Hillary Clinton has won the Democratic primary in the state of California.
The news came hours after the former secretary of state clinched the Democratic White House nomination on the last major date of the 2016 primary calendar, with six states holding polls.
Mrs Clinton has taken a dramatic step toward the White House by winning primaries in four of those six states — California, New Jersey, New Mexico and South Dakota.
California, the most populous US state, was the biggest prize of all.
Newspapers marked Mrs Clinton’s achievement on their front pages, including the New York Post tabloid, which ran the headline “The First Lady” — a nod to her previous White House role.
In Australia, Prime Minister Malcolm Turnbull said it was a cause for celebration.
“I think it is a matter for celebration that a woman is about to be endorsed as the presidential candidate of one of the American parties,” he told 7.30. The primary victories effectively put an end to Mrs Clinton’s battle with challenger Bernie Sanders, the self-declared democratic socialist senator from Vermont who waged an extraordinarily successful grassroots campaign.
But Mr Sanders, ignoring the political writing on the wall, has vowed to “continue the fight”.

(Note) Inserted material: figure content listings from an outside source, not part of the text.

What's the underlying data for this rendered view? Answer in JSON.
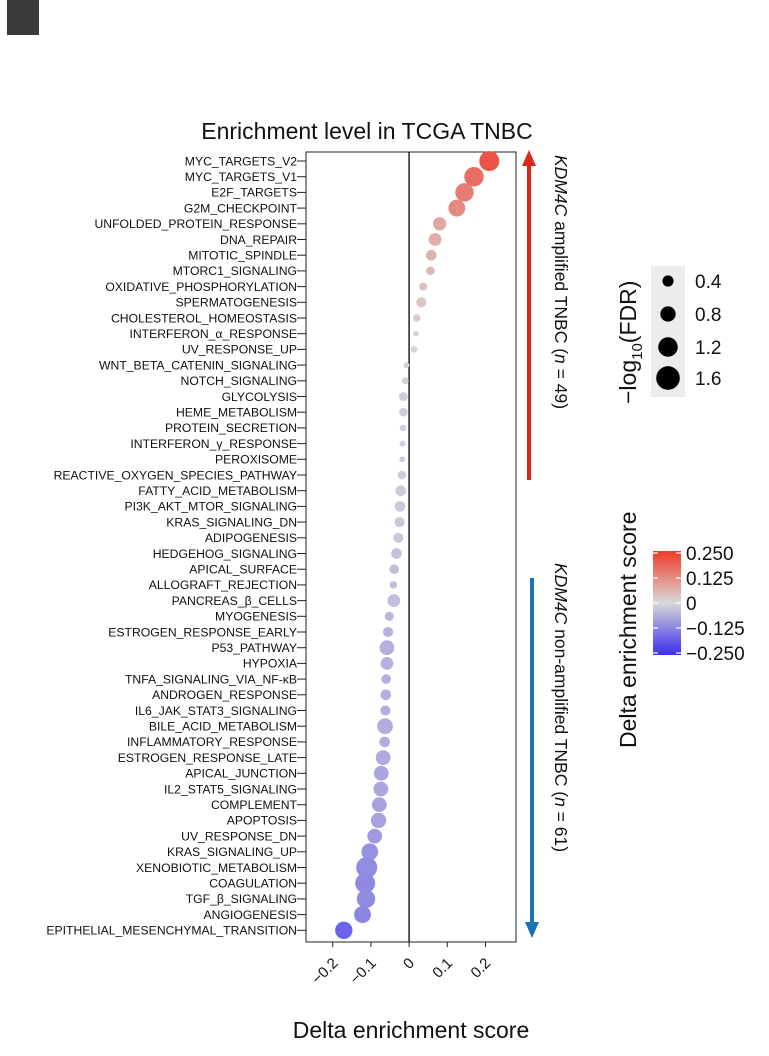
{
  "chart_data": {
    "type": "scatter",
    "title": "Enrichment level in TCGA TNBC",
    "xlabel": "Delta enrichment score",
    "ylabel": "",
    "xlim": [
      -0.27,
      0.28
    ],
    "xticks": [
      -0.2,
      -0.1,
      0,
      0.1,
      0.2
    ],
    "xtick_labels": [
      "−0.2",
      "−0.1",
      "0",
      "0.1",
      "0.2"
    ],
    "grid": false,
    "categories": [
      "MYC_TARGETS_V2",
      "MYC_TARGETS_V1",
      "E2F_TARGETS",
      "G2M_CHECKPOINT",
      "UNFOLDED_PROTEIN_RESPONSE",
      "DNA_REPAIR",
      "MITOTIC_SPINDLE",
      "MTORC1_SIGNALING",
      "OXIDATIVE_PHOSPHORYLATION",
      "SPERMATOGENESIS",
      "CHOLESTEROL_HOMEOSTASIS",
      "INTERFERON_α_RESPONSE",
      "UV_RESPONSE_UP",
      "WNT_BETA_CATENIN_SIGNALING",
      "NOTCH_SIGNALING",
      "GLYCOLYSIS",
      "HEME_METABOLISM",
      "PROTEIN_SECRETION",
      "INTERFERON_γ_RESPONSE",
      "PEROXISOME",
      "REACTIVE_OXYGEN_SPECIES_PATHWAY",
      "FATTY_ACID_METABOLISM",
      "PI3K_AKT_MTOR_SIGNALING",
      "KRAS_SIGNALING_DN",
      "ADIPOGENESIS",
      "HEDGEHOG_SIGNALING",
      "APICAL_SURFACE",
      "ALLOGRAFT_REJECTION",
      "PANCREAS_β_CELLS",
      "MYOGENESIS",
      "ESTROGEN_RESPONSE_EARLY",
      "P53_PATHWAY",
      "HYPOXIA",
      "TNFA_SIGNALING_VIA_NF-κB",
      "ANDROGEN_RESPONSE",
      "IL6_JAK_STAT3_SIGNALING",
      "BILE_ACID_METABOLISM",
      "INFLAMMATORY_RESPONSE",
      "ESTROGEN_RESPONSE_LATE",
      "APICAL_JUNCTION",
      "IL2_STAT5_SIGNALING",
      "COMPLEMENT",
      "APOPTOSIS",
      "UV_RESPONSE_DN",
      "KRAS_SIGNALING_UP",
      "XENOBIOTIC_METABOLISM",
      "COAGULATION",
      "TGF_β_SIGNALING",
      "ANGIOGENESIS",
      "EPITHELIAL_MESENCHYMAL_TRANSITION"
    ],
    "x": [
      0.21,
      0.17,
      0.145,
      0.125,
      0.08,
      0.068,
      0.058,
      0.056,
      0.037,
      0.032,
      0.02,
      0.018,
      0.013,
      -0.007,
      -0.01,
      -0.015,
      -0.015,
      -0.016,
      -0.017,
      -0.018,
      -0.019,
      -0.022,
      -0.024,
      -0.025,
      -0.028,
      -0.033,
      -0.039,
      -0.041,
      -0.04,
      -0.052,
      -0.055,
      -0.058,
      -0.058,
      -0.06,
      -0.061,
      -0.062,
      -0.063,
      -0.064,
      -0.068,
      -0.073,
      -0.074,
      -0.078,
      -0.08,
      -0.09,
      -0.103,
      -0.111,
      -0.115,
      -0.113,
      -0.122,
      -0.171
    ],
    "neg_log10_fdr": [
      1.5,
      1.45,
      1.35,
      1.2,
      0.85,
      0.8,
      0.6,
      0.4,
      0.35,
      0.55,
      0.3,
      0.1,
      0.2,
      0.15,
      0.25,
      0.45,
      0.4,
      0.2,
      0.15,
      0.15,
      0.4,
      0.6,
      0.6,
      0.55,
      0.55,
      0.6,
      0.5,
      0.3,
      0.8,
      0.45,
      0.55,
      1.0,
      0.8,
      0.5,
      0.6,
      0.55,
      1.1,
      0.6,
      1.0,
      1.0,
      1.0,
      1.0,
      1.05,
      1.0,
      1.2,
      1.6,
      1.5,
      1.35,
      1.2,
      1.25
    ],
    "color_scale": {
      "title": "Delta enrichment score",
      "labels": [
        "0.250",
        "0.125",
        "0",
        "−0.125",
        "−0.250"
      ],
      "low": "#3a2cf0",
      "mid": "#d9d9d9",
      "high": "#f03a2a"
    },
    "size_legend": {
      "title": "−log",
      "title_sub": "10",
      "title_suffix": "(FDR)",
      "values": [
        0.4,
        0.8,
        1.2,
        1.6
      ],
      "labels": [
        "0.4",
        "0.8",
        "1.2",
        "1.6"
      ]
    },
    "annotations": {
      "up_gene": "KDM4C",
      "up_text": " amplified TNBC (",
      "up_n": "n",
      "up_n_rest": " = 49)",
      "up_color": "#d9291c",
      "down_gene": "KDM4C",
      "down_text": " non-amplified TNBC (",
      "down_n": "n",
      "down_n_rest": " = 61)",
      "down_color": "#1a73b5"
    }
  }
}
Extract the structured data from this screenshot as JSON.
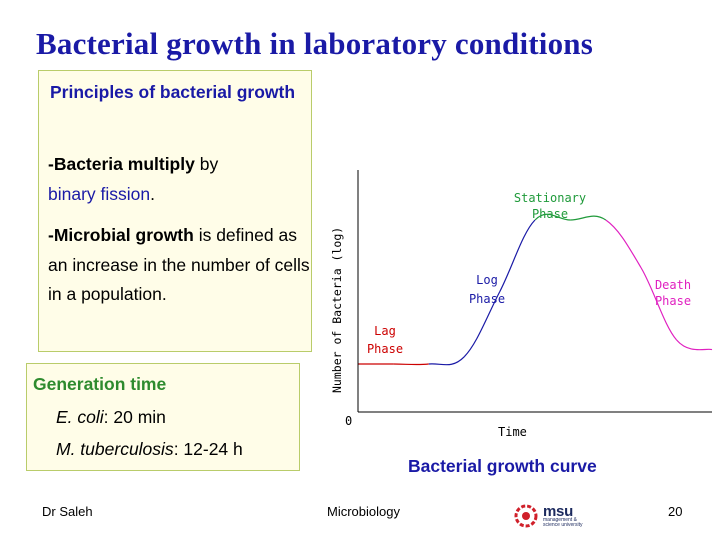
{
  "slide": {
    "title": "Bacterial growth in laboratory conditions",
    "principles": {
      "heading": "Principles of bacterial growth",
      "p1_bold": "-Bacteria multiply",
      "p1_plain": " by",
      "p1_colored": "binary fission",
      "p1_end": ".",
      "p2_bold": "-Microbial growth",
      "p2_plain": " is defined as an increase in the number of cells in a population."
    },
    "generation": {
      "heading": "Generation time",
      "ecoli_name": "E. coli",
      "ecoli_value": ": 20 min",
      "mtb_name": "M. tuberculosis",
      "mtb_value": ": 12-24 h"
    },
    "caption": "Bacterial growth curve",
    "footer": {
      "left": "Dr Saleh",
      "center": "Microbiology",
      "page": "20"
    },
    "logo": {
      "name": "msu",
      "sub_line1": "management &",
      "sub_line2": "science university"
    }
  },
  "chart_data": {
    "type": "line",
    "title": "",
    "xlabel": "Time",
    "ylabel": "Number of Bacteria (log)",
    "origin_label": "0",
    "phases": [
      {
        "name": "Lag Phase",
        "line1": "Lag",
        "line2": "Phase",
        "color": "#cc0000"
      },
      {
        "name": "Log Phase",
        "line1": "Log",
        "line2": "Phase",
        "color": "#1a1aa6"
      },
      {
        "name": "Stationary Phase",
        "line1": "Stationary",
        "line2": "Phase",
        "color": "#1f9a3a"
      },
      {
        "name": "Death Phase",
        "line1": "Death",
        "line2": "Phase",
        "color": "#e020c0"
      }
    ],
    "x": [
      0,
      1,
      2,
      3,
      4,
      5,
      6,
      7,
      8,
      9,
      10
    ],
    "y": [
      2,
      2,
      2,
      2.3,
      5,
      8,
      8,
      8,
      6,
      3,
      2.6
    ],
    "segment_colors": [
      "#cc0000",
      "#cc0000",
      "#1a1aa6",
      "#1a1aa6",
      "#1a1aa6",
      "#1f9a3a",
      "#1f9a3a",
      "#e020c0",
      "#e020c0",
      "#e020c0"
    ],
    "xlim": [
      0,
      10
    ],
    "ylim": [
      0,
      10
    ],
    "grid": false
  }
}
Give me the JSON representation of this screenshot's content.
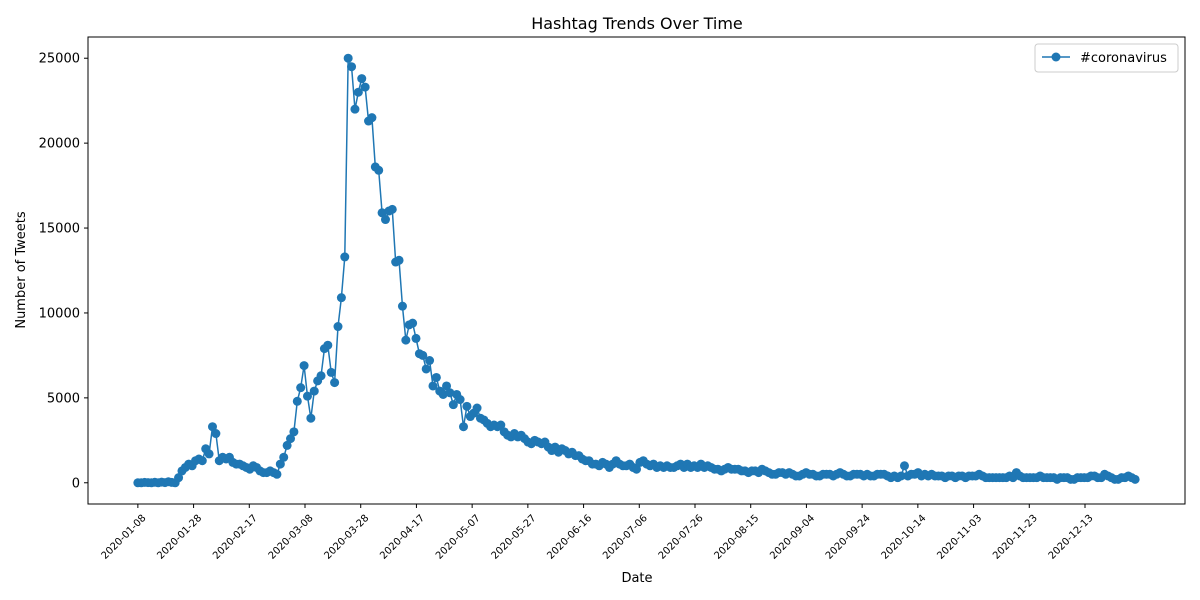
{
  "chart_data": {
    "type": "line",
    "title": "Hashtag Trends Over Time",
    "xlabel": "Date",
    "ylabel": "Number of Tweets",
    "x_start_date": "2020-01-08",
    "x_end_date": "2020-12-31",
    "ylim": [
      -1250,
      26250
    ],
    "yticks": [
      0,
      5000,
      10000,
      15000,
      20000,
      25000
    ],
    "xtick_labels": [
      "2020-01-08",
      "2020-01-28",
      "2020-02-17",
      "2020-03-08",
      "2020-03-28",
      "2020-04-17",
      "2020-05-07",
      "2020-05-27",
      "2020-06-16",
      "2020-07-06",
      "2020-07-26",
      "2020-08-15",
      "2020-09-04",
      "2020-09-24",
      "2020-10-14",
      "2020-11-03",
      "2020-11-23",
      "2020-12-13"
    ],
    "grid": false,
    "legend_position": "top-right",
    "color": "#1f77b4",
    "series": [
      {
        "name": "#coronavirus",
        "values": [
          0,
          0,
          20,
          10,
          0,
          30,
          0,
          40,
          10,
          60,
          20,
          0,
          300,
          700,
          900,
          1100,
          1000,
          1300,
          1400,
          1300,
          2000,
          1700,
          3300,
          2900,
          1300,
          1500,
          1400,
          1500,
          1200,
          1100,
          1100,
          1000,
          900,
          800,
          1000,
          900,
          700,
          600,
          600,
          700,
          600,
          500,
          1100,
          1500,
          2200,
          2600,
          3000,
          4800,
          5600,
          6900,
          5100,
          3800,
          5400,
          6000,
          6300,
          7900,
          8100,
          6500,
          5900,
          9200,
          10900,
          13300,
          25000,
          24500,
          22000,
          23000,
          23800,
          23300,
          21300,
          21500,
          18600,
          18400,
          15900,
          15500,
          16000,
          16100,
          13000,
          13100,
          10400,
          8400,
          9300,
          9400,
          8500,
          7600,
          7500,
          6700,
          7200,
          5700,
          6200,
          5400,
          5200,
          5700,
          5300,
          4600,
          5200,
          4900,
          3300,
          4500,
          3900,
          4100,
          4400,
          3800,
          3700,
          3500,
          3300,
          3400,
          3300,
          3400,
          3000,
          2800,
          2700,
          2900,
          2700,
          2800,
          2600,
          2400,
          2300,
          2500,
          2400,
          2300,
          2400,
          2100,
          1900,
          2100,
          1800,
          2000,
          1900,
          1700,
          1800,
          1600,
          1600,
          1400,
          1300,
          1300,
          1100,
          1100,
          1000,
          1200,
          1100,
          900,
          1100,
          1300,
          1100,
          1000,
          1000,
          1100,
          900,
          800,
          1200,
          1300,
          1100,
          1000,
          1100,
          900,
          1000,
          900,
          1000,
          900,
          900,
          1000,
          1100,
          900,
          1100,
          900,
          1000,
          900,
          1100,
          900,
          1000,
          900,
          800,
          800,
          700,
          800,
          900,
          800,
          800,
          800,
          700,
          700,
          600,
          700,
          700,
          600,
          800,
          700,
          600,
          500,
          500,
          600,
          600,
          500,
          600,
          500,
          400,
          400,
          500,
          600,
          500,
          500,
          400,
          400,
          500,
          500,
          500,
          400,
          500,
          600,
          500,
          400,
          400,
          500,
          500,
          500,
          400,
          500,
          400,
          400,
          500,
          500,
          500,
          400,
          300,
          400,
          300,
          400,
          1000,
          400,
          500,
          500,
          600,
          400,
          500,
          400,
          500,
          400,
          400,
          400,
          300,
          400,
          400,
          300,
          400,
          400,
          300,
          400,
          400,
          400,
          500,
          400,
          300,
          300,
          300,
          300,
          300,
          300,
          300,
          400,
          300,
          600,
          400,
          300,
          300,
          300,
          300,
          300,
          400,
          300,
          300,
          300,
          300,
          200,
          300,
          300,
          300,
          200,
          200,
          300,
          300,
          300,
          300,
          400,
          400,
          300,
          300,
          500,
          400,
          300,
          200,
          200,
          300,
          300,
          400,
          300,
          200
        ]
      }
    ]
  }
}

“Our mission is more than just defeating Donald Trump, it is transforming our country,” he declared to supporters in Santa Monica, California.
Mrs Clinton is now headed toward a colossal showdown in November with Donald Trump, the bombastic Republican flag-bearer.
“We believe that we are stronger together and the stakes in this election are high, and the choice is clear,” she said, before launching into a frontal attack on her Republican rival.
“Donald Trump is temperamentally unfit to be president and commander in chief.”
Mrs Clinton held a commanding lead over Senator Sanders even before Tuesday’s votes, having passed the magic number of 2,383 delegates required to clinch the nomination.
She must now reconcile a bruised and deeply divided party and rally it behind her in the brutal match against Mr Trump.
Mr Sanders has harnessed a tidal wave of anger at the ruling political class.
The drive for party unity is likely to receive a shot in the arm when President Barack Obama comes off the sidelines and offers his endorsement of Mrs Clinton, as soon as Wednesday.
That will not come as a surprise, but it could coax hardline “Bernie or bust” fans back into the party tent.
Mr Obama has approval ratings above 80 per cent with liberal democrats, who make up the bulk of Mr Sanders’ support.
The White House announced Mr Obama had telephoned both candidates to congratulate them on their hard-fought primary race, and said the President would meet with Mr Sanders on Thursday “at Sanders’ request” at the White House.